2023-09-14 13:30:00
After training RETFound on around 1.6 million unclassified retinal images, Keane and his colleagues were able to insert a small number of classified images – for example, 100 retinal images from people who had Parkinson’s disease and 100 from people who did not – to teach the model certain disease characteristics. After learning what a healthy retina should look like from all the unlabeled images, the model was then able to identify the retinal features associated with disease.
The system performed well in detecting eye diseases such as diabetic retinopathy. On a scale where 0.5 represents a model that predicts no better than chance and 1 represents a perfect model that predicts correctly every time, RETFound for diabetic retinopathy scored between 0.822 depending on the data set used and 0.943. When predicting the risk of systemic diseases such as heart attack, heart failure, stroke and Parkinson’s, overall performance was limited but still better than other AI models.
Can it be extended to other imaging methods?
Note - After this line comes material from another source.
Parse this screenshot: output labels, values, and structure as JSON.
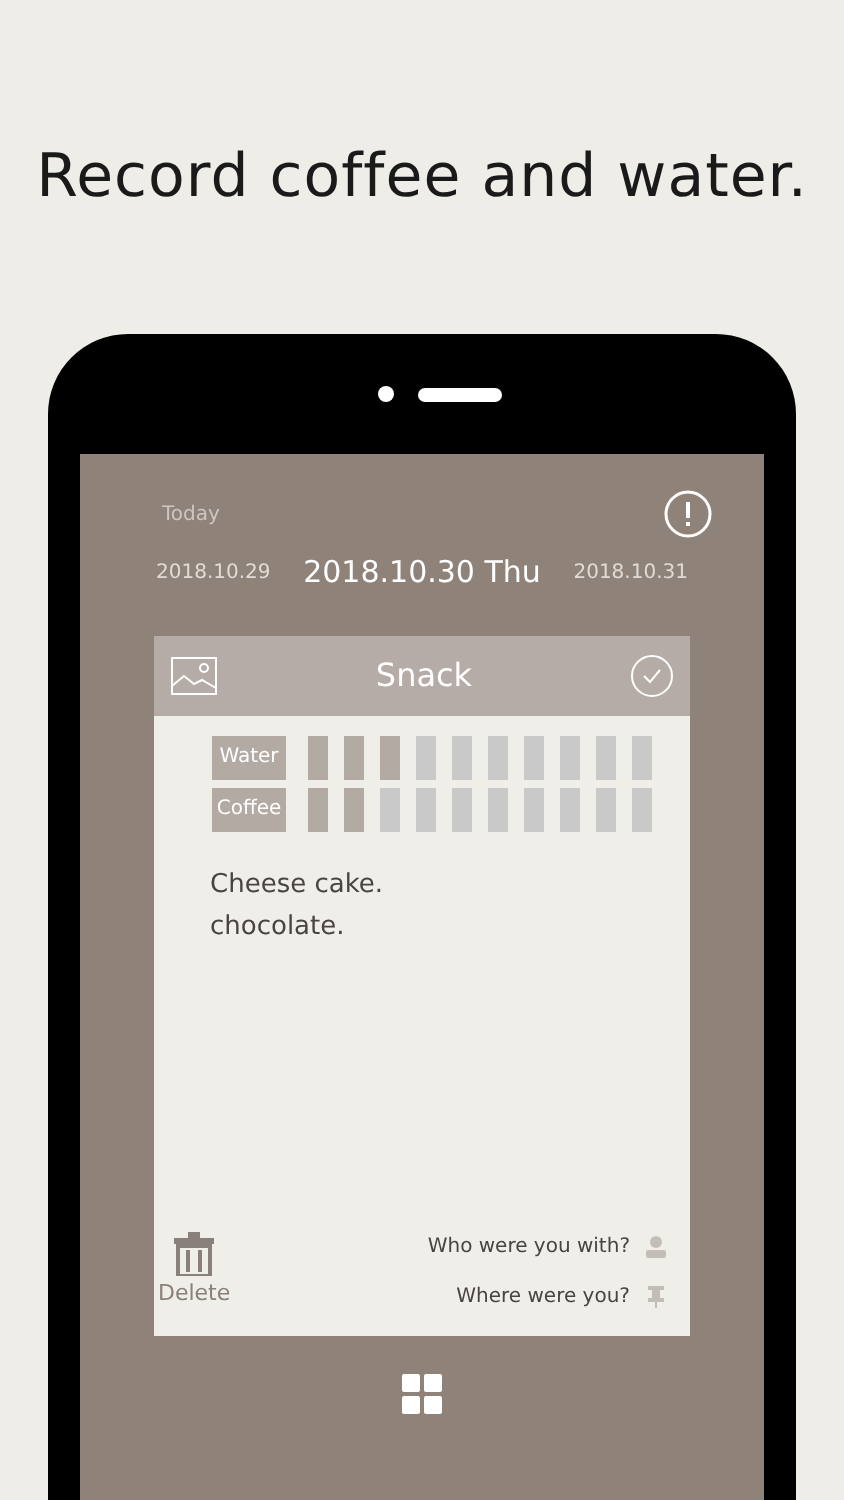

RETFound is one of the few successful applications of a basic model in medical imaging, says Xiaoxuan Liu, who researches responsible innovation in AI at the University of Birmingham and was not involved in the development of the new process. Now, however, it is a matter of finding out for which other types of medical imaging the techniques used in the development of RETFound might be used – for example on magnetic resonance or computer tomography scans, which are often three or even four dimensional.
The authors have made their model publicly available and hope that groups around the world will be able to adapt and train it for their own patient populations and medical settings. “They can take this algorithm and refine it using data from their own country to optimize it for their purposes,” says Pearse Keane.